La VWFA es el área más selectiva a la lectura independientemente de la modalidad sensorial (vista o tacto). Por ello el VWFM además de llamarse el área visual de reconocimiento de palabras podría llamarse el área táctil de reconocimiento de palabras o el área metamodal de reconocimiento de palabras. Aunque ya sabemos que es un área de reconocimiento de formas modificada por el aprendizaje.

domingo, 27 de febrero de 2011

Movimientos de los ojos durante la lectura distraída

No eres sólo tú ... todo el mundo cae alguna vez en la lectura distraída. ¿Qué pasa en el cerebro y en los ojos cuando esto sucede? Un nuevo estudio publicado en Psychological Science  dice que los ojos se mantienen en movimiento cuando la mente vaga, pero no lo hacen de la misma manera que cuando se está prestando atención.

Durante una docena de sesiones de lectura de una hora, se registró el movimiento de los ojos de unos estudiantes. Al principio se les dio a leer El Proceso de Kafka, pero les enganchaba demasiado. Luego usaron Sentido y Sensibilidad de Jane Austen porque es bastante fácil. Mientras los estudiantes leían en una pantalla, un ordenador seguía sus movimientos oculares. Se pidió a los estudiantes que presionaran un botón cuando se dieran cuenta de que se habían distraído. El ordenador también preguntaba cada pocos minutos si estaban atentos o en las nubes.

En la lectura normal, los ojos se fijan en una palabra y luego pasan rápidamente a otra, empleando más tiempo en las palabras que son menos comunes. Pero cuando la mente vaga, los ojos no siguen ese patrón. El ojo se fija durante más tiempo en cada palabra individual. "Es como si los ojos se movieran mecánicamente". La investigación sugiere que la opinión de que los ojos captan la información de la página y la mente la coge sin dar muchas directrices de vuelta a los ojos es errónea. De hecho, cuando la gente lee, los movimientos oculares están estrechamente relacionados con el procesamiento del lenguaje que ocurre en el cerebro.

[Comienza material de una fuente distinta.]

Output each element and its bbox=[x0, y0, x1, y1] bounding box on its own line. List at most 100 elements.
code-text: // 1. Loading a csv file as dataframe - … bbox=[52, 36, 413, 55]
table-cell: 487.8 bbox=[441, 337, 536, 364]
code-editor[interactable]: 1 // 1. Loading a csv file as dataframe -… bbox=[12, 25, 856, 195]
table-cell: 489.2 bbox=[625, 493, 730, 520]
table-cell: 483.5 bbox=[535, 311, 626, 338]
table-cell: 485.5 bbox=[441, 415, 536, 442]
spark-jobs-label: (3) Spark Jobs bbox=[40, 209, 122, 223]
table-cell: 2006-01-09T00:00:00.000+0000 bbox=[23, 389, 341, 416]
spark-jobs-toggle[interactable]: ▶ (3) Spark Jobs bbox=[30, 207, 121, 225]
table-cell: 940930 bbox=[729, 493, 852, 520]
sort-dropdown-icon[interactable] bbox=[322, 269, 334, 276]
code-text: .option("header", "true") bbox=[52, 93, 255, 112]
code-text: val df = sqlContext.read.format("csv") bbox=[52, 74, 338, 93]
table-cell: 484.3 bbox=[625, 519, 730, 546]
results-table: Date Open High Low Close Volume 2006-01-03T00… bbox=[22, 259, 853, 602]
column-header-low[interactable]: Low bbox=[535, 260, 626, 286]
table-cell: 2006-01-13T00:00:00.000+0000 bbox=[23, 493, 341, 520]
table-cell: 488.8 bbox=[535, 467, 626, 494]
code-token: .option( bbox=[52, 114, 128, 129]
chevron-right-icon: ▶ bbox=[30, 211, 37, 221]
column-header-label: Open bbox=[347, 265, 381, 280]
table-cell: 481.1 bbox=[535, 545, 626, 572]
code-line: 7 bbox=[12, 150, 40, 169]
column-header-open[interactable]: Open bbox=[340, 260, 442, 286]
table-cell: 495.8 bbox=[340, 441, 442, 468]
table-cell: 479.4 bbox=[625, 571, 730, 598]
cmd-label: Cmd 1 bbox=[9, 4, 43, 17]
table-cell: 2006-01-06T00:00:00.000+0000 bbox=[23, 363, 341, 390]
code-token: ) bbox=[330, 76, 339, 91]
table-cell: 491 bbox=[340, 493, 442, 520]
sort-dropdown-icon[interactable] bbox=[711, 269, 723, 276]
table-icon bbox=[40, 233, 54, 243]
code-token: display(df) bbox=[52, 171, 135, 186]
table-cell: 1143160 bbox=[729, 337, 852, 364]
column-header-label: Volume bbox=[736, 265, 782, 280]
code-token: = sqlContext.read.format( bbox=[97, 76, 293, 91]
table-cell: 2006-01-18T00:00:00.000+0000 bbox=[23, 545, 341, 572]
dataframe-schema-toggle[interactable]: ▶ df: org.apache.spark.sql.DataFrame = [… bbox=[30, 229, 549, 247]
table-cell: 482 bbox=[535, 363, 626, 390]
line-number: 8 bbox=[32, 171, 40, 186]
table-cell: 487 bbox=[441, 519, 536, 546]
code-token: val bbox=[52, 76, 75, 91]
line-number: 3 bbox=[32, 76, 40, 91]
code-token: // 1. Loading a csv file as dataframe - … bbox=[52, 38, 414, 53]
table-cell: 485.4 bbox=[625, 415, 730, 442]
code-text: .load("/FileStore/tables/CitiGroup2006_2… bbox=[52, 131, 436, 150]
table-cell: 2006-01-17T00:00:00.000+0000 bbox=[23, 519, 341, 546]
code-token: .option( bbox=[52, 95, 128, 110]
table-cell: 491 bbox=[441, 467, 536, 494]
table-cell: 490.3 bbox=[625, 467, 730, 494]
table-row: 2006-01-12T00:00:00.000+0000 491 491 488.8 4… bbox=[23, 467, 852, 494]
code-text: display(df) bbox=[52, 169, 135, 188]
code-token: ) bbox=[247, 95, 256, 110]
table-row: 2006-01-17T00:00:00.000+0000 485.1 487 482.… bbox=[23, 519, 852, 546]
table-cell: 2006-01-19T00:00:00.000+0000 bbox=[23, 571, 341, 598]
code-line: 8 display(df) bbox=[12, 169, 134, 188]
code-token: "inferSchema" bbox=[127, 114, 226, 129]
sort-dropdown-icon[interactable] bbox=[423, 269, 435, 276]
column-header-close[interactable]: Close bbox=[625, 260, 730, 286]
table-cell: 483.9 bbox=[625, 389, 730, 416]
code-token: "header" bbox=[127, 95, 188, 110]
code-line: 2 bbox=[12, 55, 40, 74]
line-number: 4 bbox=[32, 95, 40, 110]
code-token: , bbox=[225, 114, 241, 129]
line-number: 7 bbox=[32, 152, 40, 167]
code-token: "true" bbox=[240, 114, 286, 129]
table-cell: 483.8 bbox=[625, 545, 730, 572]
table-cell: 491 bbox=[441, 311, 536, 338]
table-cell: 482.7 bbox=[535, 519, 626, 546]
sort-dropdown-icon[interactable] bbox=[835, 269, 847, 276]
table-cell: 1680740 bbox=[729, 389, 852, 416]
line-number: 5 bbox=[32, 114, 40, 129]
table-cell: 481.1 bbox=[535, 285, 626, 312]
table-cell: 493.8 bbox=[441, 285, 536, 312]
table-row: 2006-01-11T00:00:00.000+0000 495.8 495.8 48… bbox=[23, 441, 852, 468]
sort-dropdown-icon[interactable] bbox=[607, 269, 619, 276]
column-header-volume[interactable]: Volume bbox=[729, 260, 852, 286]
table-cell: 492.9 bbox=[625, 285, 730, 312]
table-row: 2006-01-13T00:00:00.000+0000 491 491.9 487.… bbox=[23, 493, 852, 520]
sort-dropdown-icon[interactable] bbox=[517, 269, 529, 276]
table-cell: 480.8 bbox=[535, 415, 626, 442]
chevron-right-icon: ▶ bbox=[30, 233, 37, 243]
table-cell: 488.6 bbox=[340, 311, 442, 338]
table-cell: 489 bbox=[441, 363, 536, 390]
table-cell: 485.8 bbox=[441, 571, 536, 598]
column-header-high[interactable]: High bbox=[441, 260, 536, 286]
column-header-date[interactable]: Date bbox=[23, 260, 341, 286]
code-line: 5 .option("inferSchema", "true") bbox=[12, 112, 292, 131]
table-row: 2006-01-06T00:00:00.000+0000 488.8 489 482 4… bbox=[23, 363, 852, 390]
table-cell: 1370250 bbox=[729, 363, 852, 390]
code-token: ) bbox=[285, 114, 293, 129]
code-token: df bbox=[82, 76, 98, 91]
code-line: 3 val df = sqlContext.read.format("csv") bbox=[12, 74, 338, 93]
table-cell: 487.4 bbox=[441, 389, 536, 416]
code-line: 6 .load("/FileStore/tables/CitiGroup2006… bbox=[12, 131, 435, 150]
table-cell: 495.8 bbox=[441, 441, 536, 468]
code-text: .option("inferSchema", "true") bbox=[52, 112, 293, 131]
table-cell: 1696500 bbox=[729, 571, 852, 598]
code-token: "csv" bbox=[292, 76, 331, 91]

domingo, 28 de noviembre de 2010

Leyendo en el cerebro

Leyendo en el cerebro es un libro de Stanislaus Dehaene.
Leer no es una habilidad innata. La mayoría de la población humana ha sido y es analfabeta. Por el contrario hablar y comprender el lenguaje hablado son habilidades innatas, nuestro cerebro está precableado para realizar esas funciones (aunque también es necesaria una experiencia, una exposición cultural al lenguaje para aprender una lengua). Resulta sorprendente que una habilidad aprendida sea tan eficiente como la lectura. Utiliza las áreas extremadamente eficaces de reconocimiento de objetos y formas. De entre ellas brilla sin par el reconocimiento de caras (que es innato). La lectura comienza con una comparación de las formas de las letras. Después compara "bigramas" con dos letras y luego palabras enteras. Realiza esto a una velocidad sorprendente. Finalmente enlaza con los módulos del discurso y significado (estos sí están precableados) como lo hace el lenguaje hablado.
Además Stanislaus Dehaene nos indica que la lectura como herramienta humana está determinada por las habilidades humanas. Es decir, otras muchas maneras de codificación de las palabras podrían existir, pero serían menos eficientes que la de reconocer formas visuales.
Todas estas características de la lectura se invierten en la escritura. Escribir a mano es una habilidad compleja e ineficiente. Los niños tienen grandes problemas para aprender a escribir a mano y una gran parte de los manuscritos de los adultos son inservibles.

Lo que sigue es una reseña de Robert Boyd
La lectura es una habilidad sorprendente. Mientras lee este texto, el significado fluye desde la página hasta su cerebro. Esto sucede automáticamente, no se puede optar por no entender la palabra escrita menos que la hablada. Es también muy eficiente.